For the last decade+, people have been claiming that the BSD licenses are more free than the GPL, because they effectively place no restrictions on what you can do with the code. Now we're being told that there are restrictions on what you can do with the code.
The GPLers didn't strip the licence. The code was available under either licence. What gets me is that Theo De Raadt is arguing that both licences apply so they couldnt remove one. He seems to not realise that if both licences applied then they couldn't use the code in FreeBSD anyway because they would be bound by the GPL parts of the licence. Funny that they kicked him off the NetBSD team for being so hard to work with. I wonder why ...
BTW, I am an avid Linux user, and I think that the Linux kernel developers who made the error made an honest mistake. Let us treat it as such.
Unfortunately, the more I do my own research, the more worried I am about Theo's main complaint-- that the SFLC may be giving out advice that seems questionable to me.
While IANAL, I say so based on my own understanding that it is nearly impossible to sue lawyers for malpractice and so we *all* need to develop a basic understanding of the law in areas which are relevant. Here are specific points I would make:
1) While the BSDL and related licenses clearly do not have the intent to force sharing of code, they clearly *do* have the intent to provide the downstream recipients of the original elements of that code with the rights listed in the license. So Theo is right that you cannot simply wrap the BSDL in the GPL.
This is particularly relevant to the GPL3 because it introduces potential license incompatibilities between BSDL-code and GPL3 code (see section 7 on removing additional permissions *without* asserting copyright).
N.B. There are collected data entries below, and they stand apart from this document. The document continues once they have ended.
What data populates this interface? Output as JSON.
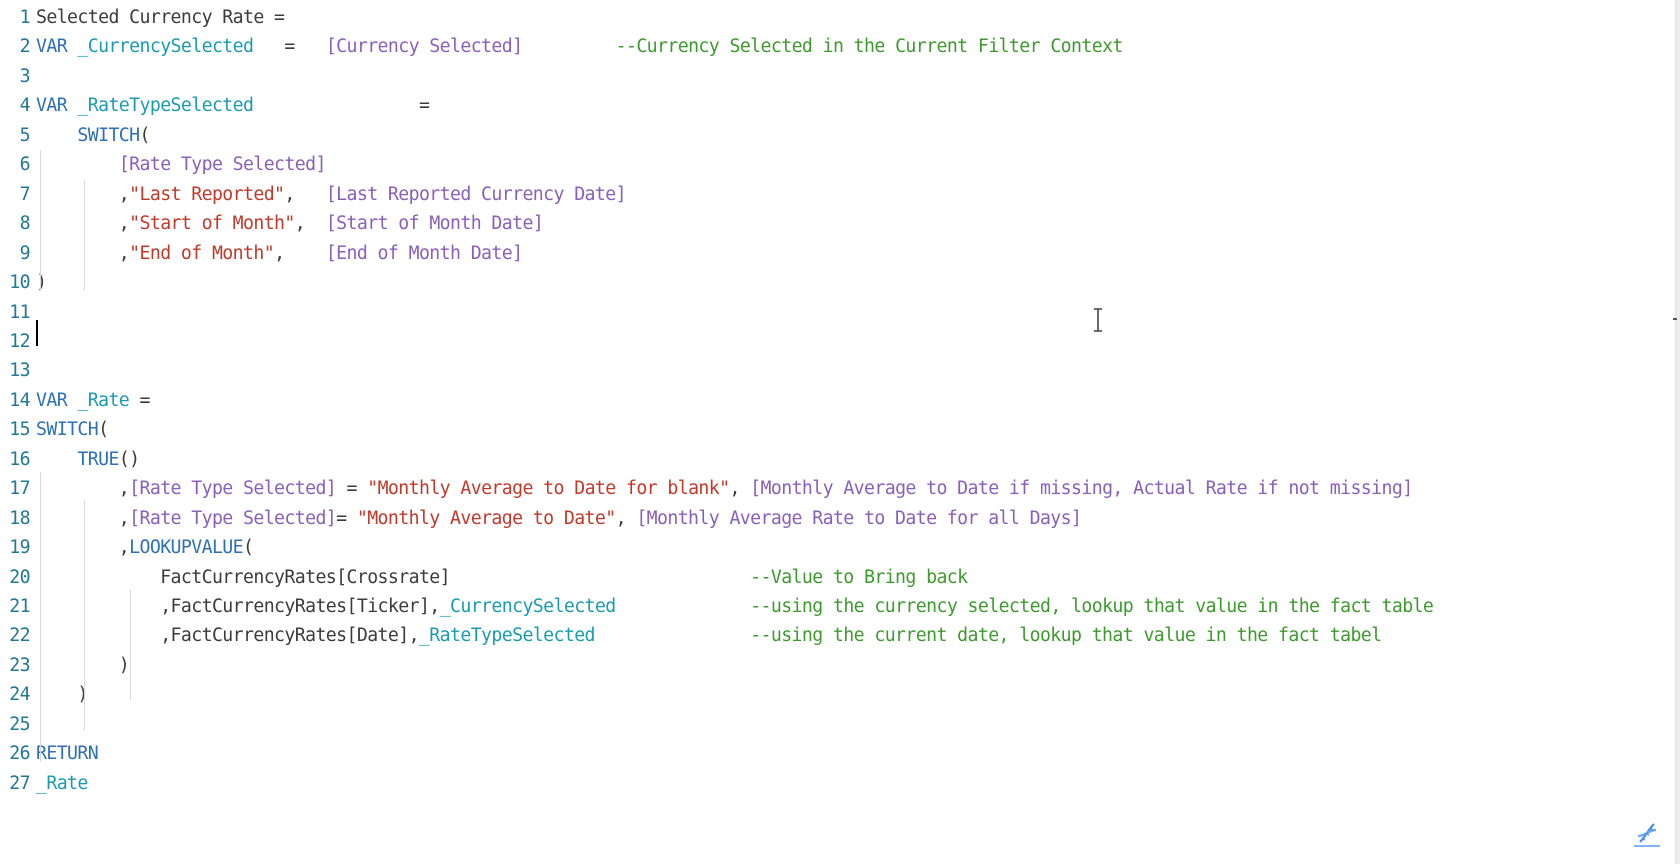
{
  "editor": {
    "lines": [
      {
        "n": "1",
        "tokens": [
          {
            "t": "Selected Currency Rate =",
            "c": "plain"
          }
        ]
      },
      {
        "n": "2",
        "tokens": [
          {
            "t": "VAR ",
            "c": "kw"
          },
          {
            "t": "_CurrencySelected",
            "c": "var"
          },
          {
            "t": "   =   ",
            "c": "op"
          },
          {
            "t": "[Currency Selected]",
            "c": "meas"
          },
          {
            "t": "         ",
            "c": "plain"
          },
          {
            "t": "--Currency Selected in the Current Filter Context",
            "c": "com"
          }
        ]
      },
      {
        "n": "3",
        "tokens": []
      },
      {
        "n": "4",
        "tokens": [
          {
            "t": "VAR ",
            "c": "kw"
          },
          {
            "t": "_RateTypeSelected",
            "c": "var"
          },
          {
            "t": "                =",
            "c": "op"
          }
        ]
      },
      {
        "n": "5",
        "tokens": [
          {
            "t": "    ",
            "c": "plain"
          },
          {
            "t": "SWITCH",
            "c": "kw"
          },
          {
            "t": "(",
            "c": "op"
          }
        ]
      },
      {
        "n": "6",
        "tokens": [
          {
            "t": "        ",
            "c": "plain"
          },
          {
            "t": "[Rate Type Selected]",
            "c": "meas"
          }
        ]
      },
      {
        "n": "7",
        "tokens": [
          {
            "t": "        ,",
            "c": "op"
          },
          {
            "t": "\"Last Reported\"",
            "c": "str"
          },
          {
            "t": ",   ",
            "c": "op"
          },
          {
            "t": "[Last Reported Currency Date]",
            "c": "meas"
          }
        ]
      },
      {
        "n": "8",
        "tokens": [
          {
            "t": "        ,",
            "c": "op"
          },
          {
            "t": "\"Start of Month\"",
            "c": "str"
          },
          {
            "t": ",  ",
            "c": "op"
          },
          {
            "t": "[Start of Month Date]",
            "c": "meas"
          }
        ]
      },
      {
        "n": "9",
        "tokens": [
          {
            "t": "        ,",
            "c": "op"
          },
          {
            "t": "\"End of Month\"",
            "c": "str"
          },
          {
            "t": ",    ",
            "c": "op"
          },
          {
            "t": "[End of Month Date]",
            "c": "meas"
          }
        ]
      },
      {
        "n": "10",
        "tokens": [
          {
            "t": ")",
            "c": "op"
          }
        ]
      },
      {
        "n": "11",
        "tokens": []
      },
      {
        "n": "12",
        "tokens": []
      },
      {
        "n": "13",
        "tokens": []
      },
      {
        "n": "14",
        "tokens": [
          {
            "t": "VAR ",
            "c": "kw"
          },
          {
            "t": "_Rate",
            "c": "var"
          },
          {
            "t": " =",
            "c": "op"
          }
        ]
      },
      {
        "n": "15",
        "tokens": [
          {
            "t": "SWITCH",
            "c": "kw"
          },
          {
            "t": "(",
            "c": "op"
          }
        ]
      },
      {
        "n": "16",
        "tokens": [
          {
            "t": "    ",
            "c": "plain"
          },
          {
            "t": "TRUE",
            "c": "kw"
          },
          {
            "t": "()",
            "c": "op"
          }
        ]
      },
      {
        "n": "17",
        "tokens": [
          {
            "t": "        ,",
            "c": "op"
          },
          {
            "t": "[Rate Type Selected]",
            "c": "meas"
          },
          {
            "t": " = ",
            "c": "op"
          },
          {
            "t": "\"Monthly Average to Date for blank\"",
            "c": "str"
          },
          {
            "t": ", ",
            "c": "op"
          },
          {
            "t": "[Monthly Average to Date if missing, Actual Rate if not missing]",
            "c": "meas"
          }
        ]
      },
      {
        "n": "18",
        "tokens": [
          {
            "t": "        ,",
            "c": "op"
          },
          {
            "t": "[Rate Type Selected]",
            "c": "meas"
          },
          {
            "t": "= ",
            "c": "op"
          },
          {
            "t": "\"Monthly Average to Date\"",
            "c": "str"
          },
          {
            "t": ", ",
            "c": "op"
          },
          {
            "t": "[Monthly Average Rate to Date for all Days]",
            "c": "meas"
          }
        ]
      },
      {
        "n": "19",
        "tokens": [
          {
            "t": "        ,",
            "c": "op"
          },
          {
            "t": "LOOKUPVALUE",
            "c": "kw"
          },
          {
            "t": "(",
            "c": "op"
          }
        ]
      },
      {
        "n": "20",
        "tokens": [
          {
            "t": "            FactCurrencyRates[Crossrate]",
            "c": "plain"
          },
          {
            "t": "                             ",
            "c": "plain"
          },
          {
            "t": "--Value to Bring back",
            "c": "com"
          }
        ]
      },
      {
        "n": "21",
        "tokens": [
          {
            "t": "            ,FactCurrencyRates[Ticker],",
            "c": "plain"
          },
          {
            "t": "_CurrencySelected",
            "c": "var"
          },
          {
            "t": "             ",
            "c": "plain"
          },
          {
            "t": "--using the currency selected, lookup that value in the fact table",
            "c": "com"
          }
        ]
      },
      {
        "n": "22",
        "tokens": [
          {
            "t": "            ,FactCurrencyRates[Date],",
            "c": "plain"
          },
          {
            "t": "_RateTypeSelected",
            "c": "var"
          },
          {
            "t": "               ",
            "c": "plain"
          },
          {
            "t": "--using the current date, lookup that value in the fact tabel",
            "c": "com"
          }
        ]
      },
      {
        "n": "23",
        "tokens": [
          {
            "t": "        )",
            "c": "op"
          }
        ]
      },
      {
        "n": "24",
        "tokens": [
          {
            "t": "    )",
            "c": "op"
          }
        ]
      },
      {
        "n": "25",
        "tokens": []
      },
      {
        "n": "26",
        "tokens": [
          {
            "t": "RETURN",
            "c": "kw"
          }
        ]
      },
      {
        "n": "27",
        "tokens": [
          {
            "t": "_Rate",
            "c": "var"
          }
        ]
      }
    ],
    "cursor_line": "11"
  },
  "icons": {
    "text_cursor": "i-beam-cursor-icon",
    "watermark": "dna-subscribe-icon"
  },
  "colors": {
    "keyword": "#2f6fb3",
    "variable": "#1a9bb0",
    "measure": "#8a5fb8",
    "string": "#c0392b",
    "comment": "#3e9a2f",
    "line_number": "#237893"
  }
}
2) Copyright law seems even in the US holds that nonexclusive licenses are clearly indivisible and do not automatically grant sublicense rights (a sublicense being a new license issued by a licensee). Some BSD-like licenses (like the MIT License) explicitly allow sublicensing the code and in this case, wrapping it in the GPL would be allowed. Otherwise, it seems difficult to make this case. Whether exclusive licenses are divisible is not yet a settle matter of law as far as I can tell (you have the Gardner v. Nike case which suggests that they exclusive licenses are indivisible, but that is the only case I can find).
BTW, Mr Moglen dismisses the above issue without providing any substantive argument against it.
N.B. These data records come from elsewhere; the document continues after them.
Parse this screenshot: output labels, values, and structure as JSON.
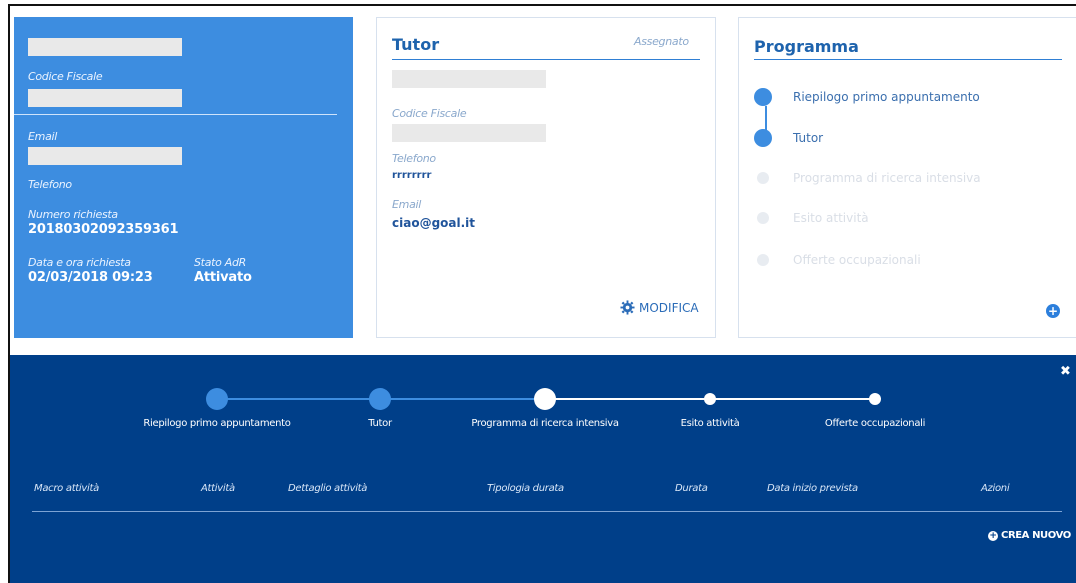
{
  "profile": {
    "codice_fiscale_label": "Codice Fiscale",
    "email_label": "Email",
    "telefono_label": "Telefono",
    "numero_richiesta_label": "Numero richiesta",
    "numero_richiesta_value": "20180302092359361",
    "data_ora_label": "Data e ora richiesta",
    "data_ora_value": "02/03/2018 09:23",
    "stato_label": "Stato AdR",
    "stato_value": "Attivato"
  },
  "tutor": {
    "title": "Tutor",
    "status": "Assegnato",
    "codice_fiscale_label": "Codice Fiscale",
    "telefono_label": "Telefono",
    "telefono_value": "rrrrrrrr",
    "email_label": "Email",
    "email_value": "ciao@goal.it",
    "modifica_label": "MODIFICA",
    "modifica_icon": "gear-icon"
  },
  "programma": {
    "title": "Programma",
    "steps": [
      {
        "label": "Riepilogo primo appuntamento",
        "active": true
      },
      {
        "label": "Tutor",
        "active": true
      },
      {
        "label": "Programma di ricerca intensiva",
        "active": false
      },
      {
        "label": "Esito attività",
        "active": false
      },
      {
        "label": "Offerte occupazionali",
        "active": false
      }
    ],
    "add_icon": "plus-circle-icon"
  },
  "panel": {
    "close_icon": "close-icon",
    "progress": [
      {
        "label": "Riepilogo primo appuntamento",
        "state": "done"
      },
      {
        "label": "Tutor",
        "state": "done"
      },
      {
        "label": "Programma di ricerca intensiva",
        "state": "current"
      },
      {
        "label": "Esito attività",
        "state": "todo"
      },
      {
        "label": "Offerte occupazionali",
        "state": "todo"
      }
    ],
    "columns": [
      "Macro attività",
      "Attività",
      "Dettaglio attività",
      "Tipologia durata",
      "Durata",
      "Data inizio prevista",
      "Azioni"
    ],
    "crea_nuovo_label": "CREA NUOVO"
  },
  "colors": {
    "accent_blue": "#3d8de0",
    "panel_navy": "#003f89"
  }
}
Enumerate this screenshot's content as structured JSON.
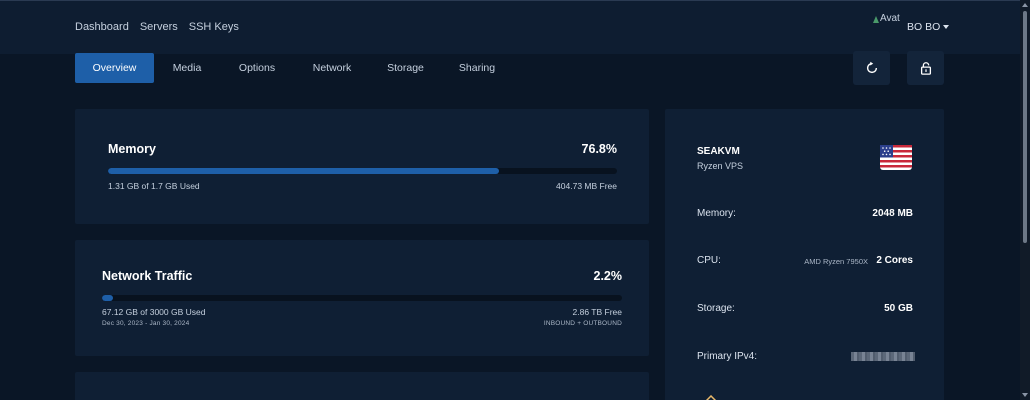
{
  "topnav": {
    "items": [
      {
        "label": "Dashboard"
      },
      {
        "label": "Servers"
      },
      {
        "label": "SSH Keys"
      }
    ],
    "avatar_alt": "Avat",
    "user": "BO BO"
  },
  "tabs": [
    {
      "label": "Overview",
      "active": true
    },
    {
      "label": "Media"
    },
    {
      "label": "Options"
    },
    {
      "label": "Network"
    },
    {
      "label": "Storage"
    },
    {
      "label": "Sharing"
    }
  ],
  "actions": {
    "refresh_icon": "refresh-icon",
    "lock_icon": "lock-icon"
  },
  "memory": {
    "title": "Memory",
    "percent": "76.8%",
    "fill_percent": 76.8,
    "used": "1.31 GB of 1.7 GB Used",
    "free": "404.73 MB Free"
  },
  "traffic": {
    "title": "Network Traffic",
    "percent": "2.2%",
    "fill_percent": 2.2,
    "used": "67.12 GB of 3000 GB Used",
    "remaining": "2.86 TB Free",
    "period": "Dec 30, 2023 - Jan 30, 2024",
    "direction": "INBOUND + OUTBOUND"
  },
  "server": {
    "name": "SEAKVM",
    "plan": "Ryzen VPS",
    "flag_icon": "us-flag-icon",
    "memory_label": "Memory:",
    "memory_value": "2048 MB",
    "cpu_label": "CPU:",
    "cpu_model": "AMD Ryzen 7950X",
    "cpu_value": "2 Cores",
    "storage_label": "Storage:",
    "storage_value": "50 GB",
    "ipv4_label": "Primary IPv4:"
  },
  "colors": {
    "accent": "#1e5fa8",
    "background": "#0a1626",
    "card": "#0f1f34"
  }
}
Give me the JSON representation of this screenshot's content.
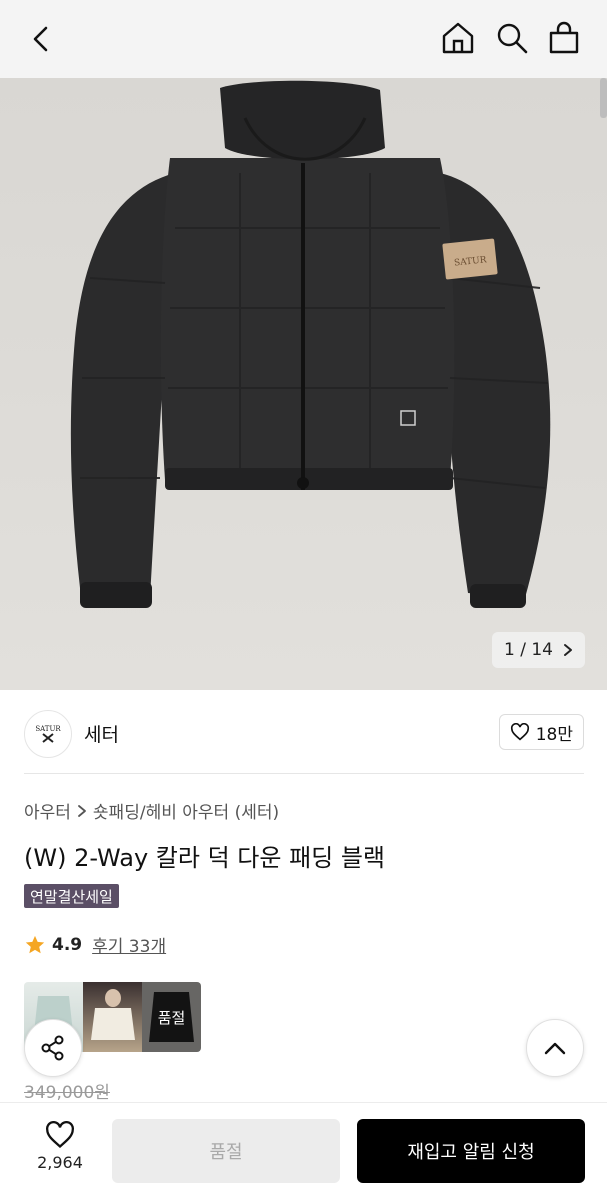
{
  "header": {
    "icons": [
      "back-icon",
      "home-icon",
      "search-icon",
      "bag-icon"
    ]
  },
  "gallery": {
    "counter": "1 / 14",
    "patch_text": "SATUR"
  },
  "brand": {
    "logo_text": "SATUR",
    "name": "세터",
    "likes": "18만"
  },
  "breadcrumb": {
    "level1": "아우터",
    "level2": "숏패딩/헤비 아우터 (세터)"
  },
  "product": {
    "title": "(W) 2-Way 칼라 덕 다운 패딩 블랙",
    "badge": "연말결산세일",
    "rating": "4.9",
    "reviews": "후기 33개",
    "price_original": "349,000원"
  },
  "thumbnails": {
    "soldout_label": "품절"
  },
  "bottom_bar": {
    "wish_count": "2,964",
    "soldout_button": "품절",
    "restock_button": "재입고 알림 신청"
  },
  "colors": {
    "badge_bg": "#5b4f66",
    "primary_button": "#000000",
    "star": "#f5a623"
  }
}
3) Some BSD-like licenses seem to be addressed to all downstream users and do not include the right to sublicense. The ICU licnese, for example, and the X.Org licenses start out "Permission is hereby granted, free of charge, to any person obtaining a copy of this software and associated documentation files..." and does not specifically state a sublicensing right.
Thus I am not sure that the advice that these can be automatically sublicensed under the GPL is advice that is sound.
For these reasons, I have been suggesting that open source project leaders should seek unbiased legal advice from people outside the community.